I do not believe that magic needs to follow the false dichotomies of good and evil, where we operate from an us vs them narrative. Rather one of the jobs of a wizard is to seek out the origins of things and their liminal edges, and to realize how our interbeing connects us to the problems we face. Magic is an act of balance with the natural world, and to achieve this balance it is always important to seek the full spectrum of the mosaic which makes up the world. The more we unveil about the perceived monsters of our world, the more we find just how much we have taken part in creating those monsters. And the more we seek to dismantle oppression, the more we realize how much of ourselves we need to sacrifice in order to do that. But truth has never been an easy matter, and real magic has real and sometimes dangerous consequences. However, when practiced in communion with the land and the agencies that take part in its dream, one can find a plethora of guidance and an open invitation to reclaim one’s power with the grace of the land.
I believe that there are massive openings in society for professional wizards. From creating rituals of transformation to re-enchanting sacred spaces, there is a whole spectrum of work that must be done in order to help people come to terms with a new mythic narrative. It has never been enough to just show people the facts or else the world would have already achieved peace years ago. They need a story with which the meaning of their lives can take root. And yet one story will never be enough, it has never been enough. The unified field of the Earth’s dreaming intelligence is a multitude of stories, a rich mythic diversity just as abundant as nature and it is up to the magical practitioner to weave these new stories into the magical ecology of the human mythos.

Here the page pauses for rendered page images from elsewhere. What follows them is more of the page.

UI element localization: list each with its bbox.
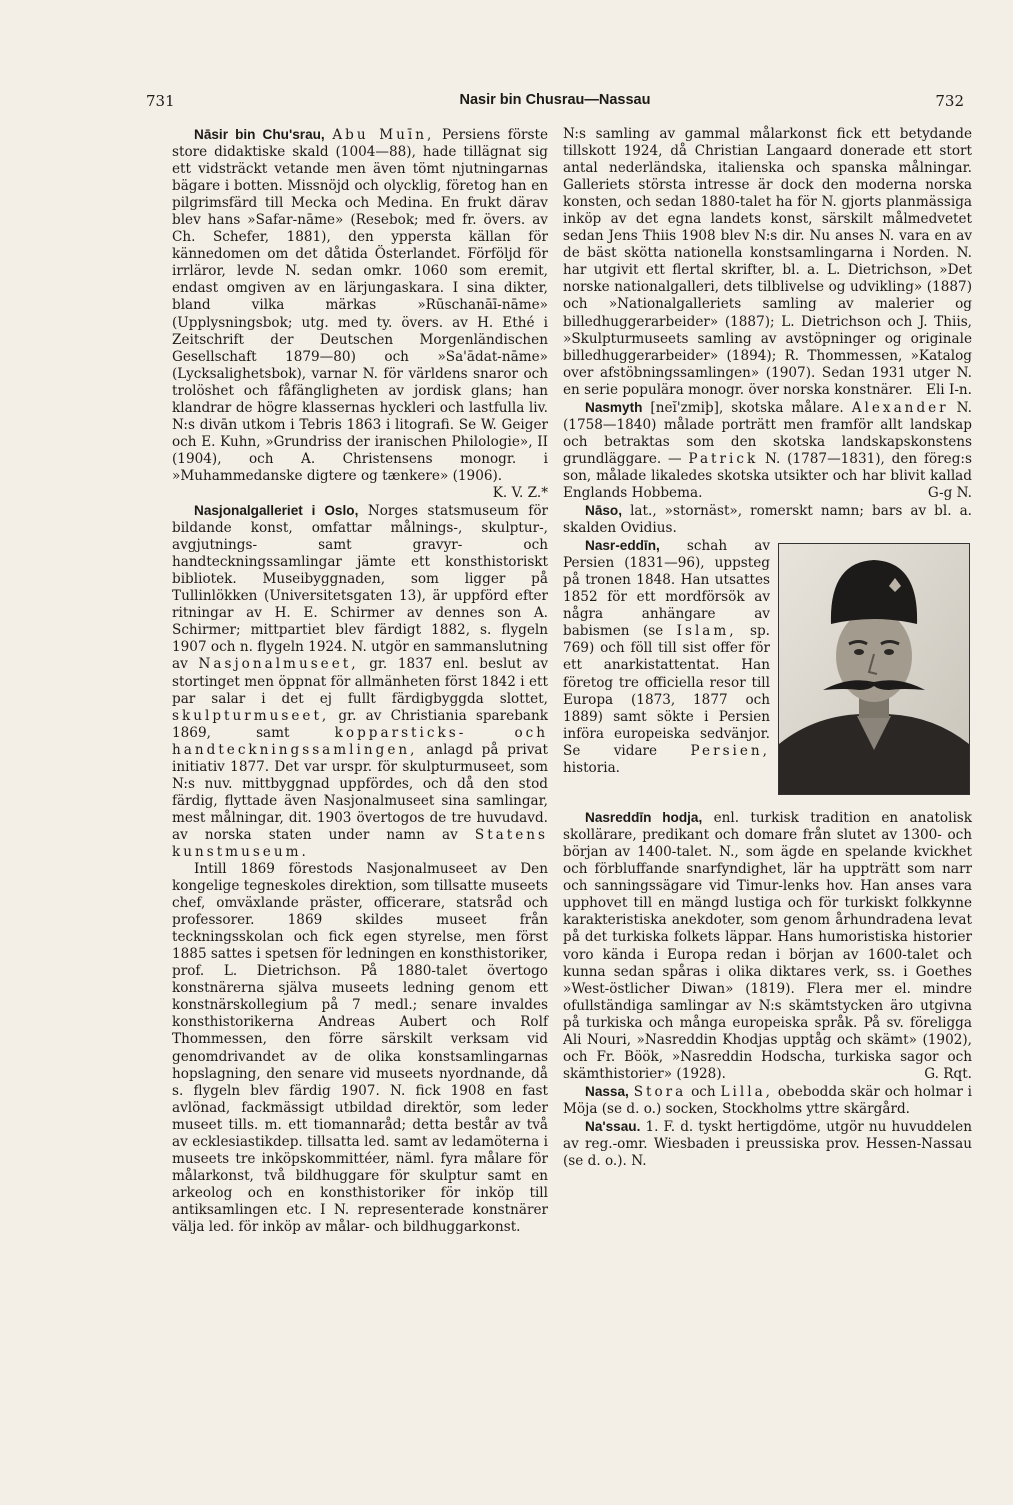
entry-headword: Nassa, [585,1083,629,1099]
entry-text: N. (1758—1840) målade porträtt men framför allt landskap och betraktas som den skotska landskapskonstens grundläggare. — [563,399,973,467]
entry-headword: Nasr-eddīn, [585,538,660,554]
spaced-term: Islam, [676,623,737,640]
entry-headword: Nasmyth [585,399,643,415]
entry-text: Norges statsmuseum för bildande konst, omfattar målnings-, skulptur-, avgjutnings- samt gravyr- och handteckningssamlingar jämte ett konsthistoriskt bibliotek. Museibyggnaden, som ligger på Tullinlökken (Universitetsgaten 13), är uppförd efter ritningar av H. E. Schirmer av dennes son A. Schirmer; mittpartiet blev färdigt 1882, s. flygeln 1907 och n. flygeln 1924. N. utgör en sammanslutning av [172,503,548,673]
entry-nasmyth [563,399,972,502]
entry-text: enl. turkisk tradition en anatolisk skollärare, predikant och domare från slutet av 1300- och början av 1400-talet. N., som ägde en spelande kvickhet och förbluffande snarfyndighet, lär ha uppträtt som narr och sanningssägare vid Timur-lenks hov. Han anses vara upphovet till en mängd lustiga och för turkiskt folkkynne karakteristiska anekdoter, som genom århundradena levat på det turkiska folkets läppar. Hans humoristiska historier voro kända i Europa redan i början av 1600-talet och kunna sedan spåras i olika diktares verk, ss. i Goethes »West-östlicher Diwan» (1819). Flera mer el. mindre ofullständiga samlingar av N:s skämtstycken äro utgivna på turkiska och många europeiska språk. På sv. föreligga Ali Nouri, »Nasreddin Khodjas upptåg och skämt» (1902), och Fr. Böök, »Nasreddin Hodscha, turkiska sagor och skämthistorier» (1928). [563,810,973,1082]
portrait-figure [778,543,972,805]
page-header [146,92,964,114]
entry-nasr-eddin [563,537,972,777]
entry-text: Intill 1869 förestods Nasjonalmuseet av Den kongelige tegneskoles direktion, som tillsatte museets chef, omväxlande präster, officerare, statsråd och professorer. 1869 skildes museet från teckningsskolan och fick egen styrelse, men först 1885 sattes i spetsen för ledningen en konsthistoriker, prof. L. Dietrichson. På 1880-talet övertogo konstnärerna själva museets ledning genom ett konstnärskollegium på 7 medl.; senare invaldes konsthistorikerna Andreas Aubert och Rolf Thommessen, den förre särskilt verksam vid genomdrivandet av de olika konstsamlingarnas hopslagning, den senare vid museets nyordnande, då s. flygeln blev färdig 1907. N. fick 1908 en fast avlönad, fackmässigt utbildad direktör, som leder museet tills. m. ett tiomannaråd; detta består av två av ecklesiastikdep. tillsatta led. samt av ledamöterna i museets tre inköpskommittéer, näml. fyra målare för målarkonst, två bildhuggare för skulptur samt en arkeolog och en konsthistoriker för inköp till antiksamlingen etc. I N. representerade konstnärer välja led. för inköp av målar- och bildhuggarkonst. [172,861,548,1235]
entry-text: N:s samling av gammal målarkonst fick ett betydande tillskott 1924, då Christian Langaard donerade ett stort antal nederländska, italienska och spanska målningar. Galleriets största intresse är dock den moderna norska konsten, och sedan 1880-talet ha för N. gjorts planmässiga inköp av det egna landets konst, särskilt målmedvetet sedan Jens Thiis 1908 blev N:s dir. Nu anses N. vara en av de bäst skötta nationella konstsamlingarna i Norden. N. har utgivit ett flertal skrifter, bl. a. L. Dietrichson, »Det norske nationalgalleri, dets tilblivelse og udvikling» (1887) och »Nationalgalleriets samling av malerier og billedhuggerarbeider» (1887); L. Dietrichson och J. Thiis, »Skulpturmuseets samling av avstöpninger og originale billedhuggerarbeider» (1894); R. Thommessen, »Katalog over afstöbningssamlingen» (1907). Sedan 1931 utger N. en serie populära monogr. över norska konstnärer. [563,126,972,398]
spaced-name: Abu Muīn, [332,127,435,143]
entry-text: sp. 769) och föll till sist offer för ett anarkistattentat. Han företog tre officiella resor till Europa (1873, 1877 och 1889) samt sökte i Persien införa europeiska sedvänjor. Se vidare [563,623,770,759]
entry-headword: Nasjonalgalleriet i Oslo, [194,503,359,519]
portrait-nasr-eddin-shah [778,543,970,795]
portrait-left-eye [854,649,864,655]
entry-text: N. (1787—1831), den föreg:s son, målade likaledes skotska utsikter och har blivit kallad Englands Hobbema. [563,450,972,501]
entry-headword: Nāsir bin Chu'srau, [194,127,325,142]
spaced-name: Stora [633,1083,687,1100]
entry-text: schah av Persien (1831—96), uppsteg på tronen 1848. Han utsattes 1852 för ett mordförsök av några anhängare av babismen (se [563,538,771,640]
entry-text: skotska målare. [731,399,844,416]
entry-text: gr. av Christiania sparebank 1869, samt [172,707,548,741]
entry-nassau [563,1118,972,1170]
spaced-term: Nasjonalmuseet, [198,656,359,673]
entry-text: obebodda skär och holmar i Möja (se d. o.) socken, Stockholms yttre skärgård. [563,1083,973,1117]
spaced-term: kopparsticks- och handteckningssamlingen, [172,724,548,758]
spaced-term: Persien, [690,742,771,759]
left-column [172,126,548,1236]
author-signature: Eli I-n. [926,381,972,398]
right-column [563,126,972,1170]
entry-naso [563,502,972,537]
author-signature: G. Rqt. [924,1065,972,1082]
entry-headword: Nasreddīn hodja, [585,810,703,826]
entry-text: gr. 1837 enl. beslut av stortinget men öppnat för allmänheten först 1842 i ett par salar i det ej fullt färdigbyggda slottet, [172,656,549,707]
entry-headword: Na'ssau. [585,1118,641,1134]
pronunciation: [neĭ'zmiþ], [650,399,724,416]
spaced-name: Alexander [851,399,949,416]
entry-nasir-bin-chusrau [172,126,549,501]
entry-text: anlagd på privat initiativ 1877. Det var urspr. för skulpturmuseet, som N:s nuv. mittbyggnad uppfördes, och då den stod färdig, flyttade även Nasjonalmuseet sina samlingar, mest målningar, dit. 1903 övertogos de tre huvudavd. av norska staten under namn av [172,741,548,843]
author-signature: K. V. Z.* [492,484,548,501]
spaced-term: skulpturmuseet, [172,707,330,724]
entry-headword: Nāso, [585,503,623,519]
entry-nassa [563,1083,972,1118]
spaced-term: Statens kunstmuseum. [172,826,549,860]
page-number-left: 731 [146,92,175,110]
entry-nasjonalgalleriet [172,485,548,1236]
entry-nasreddin-hodja [563,777,972,1083]
entry-text: Persiens förste store didaktiske skald (1004—88), hade tillägnat sig ett vidsträckt vetande men även tömt njutningarnas bägare i botten. Missnöjd och olycklig, företog han en pilgrimsfärd till Mecka och Medina. En frukt därav blev hans »Safar-nāme» (Resebok; med fr. övers. av Ch. Schefer, 1881), den yppersta källan för kännedomen om det dåtida Österlandet. Förföljd för irrläror, levde N. sedan omkr. 1060 som eremit, endast omgiven av en lärjungaskara. I sina dikter, bland vilka märkas »Rūschanāī-nāme» (Upplysningsbok; utg. med ty. övers. av H. Ethé i Zeitschrift der Deutschen Morgenländischen Gesellschaft 1879—80) och »Sa'ādat-nāme» (Lycksalighetsbok), varnar N. för världens snaror och trolöshet och fåfängligheten av jordisk glans; han klandrar de högre klassernas hyckleri och lastfulla liv. N:s divān utkom i Tebris 1863 i litografi. Se W. Geiger och E. Kuhn, »Grundriss der iranischen Philologie», II (1904), och A. Christensens monogr. i »Muhammedanske digtere og tænkere» (1906). [172,127,549,484]
entry-nasjonalgalleriet-continued [563,126,972,399]
entry-text: lat., »stornäst», romerskt namn; bars av bl. a. skalden Ovidius. [563,503,972,537]
portrait-image [779,544,969,794]
page-number-right: 732 [935,92,964,110]
entry-text: 1. F. d. tyskt hertigdöme, utgör nu huvuddelen av reg.-omr. Wiesbaden i preussiska prov. Hessen-Nassau (se d. o.). N. [563,1118,972,1170]
entry-text: och [691,1083,716,1100]
author-signature: G-g N. [927,484,972,501]
spaced-name: Patrick [688,450,759,467]
portrait-right-eye [884,649,894,655]
running-title: Nasir bin Chusrau—Nassau [459,92,651,108]
entry-text: historia. [563,759,620,776]
spaced-name: Lilla, [720,1083,773,1100]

My goals for the future are to find those people that want to live within the liminal world of the mythic realm, the folk that yearn for enchantment and magic, the eccentrics who crave for loving wildness. I want to bring these folks into communion with the land so that they may weave their songs into its dreaming intelligence and sprout the seeds of their own enchantment. Magic is rising, and the land is calling us to action. I hope you will join me.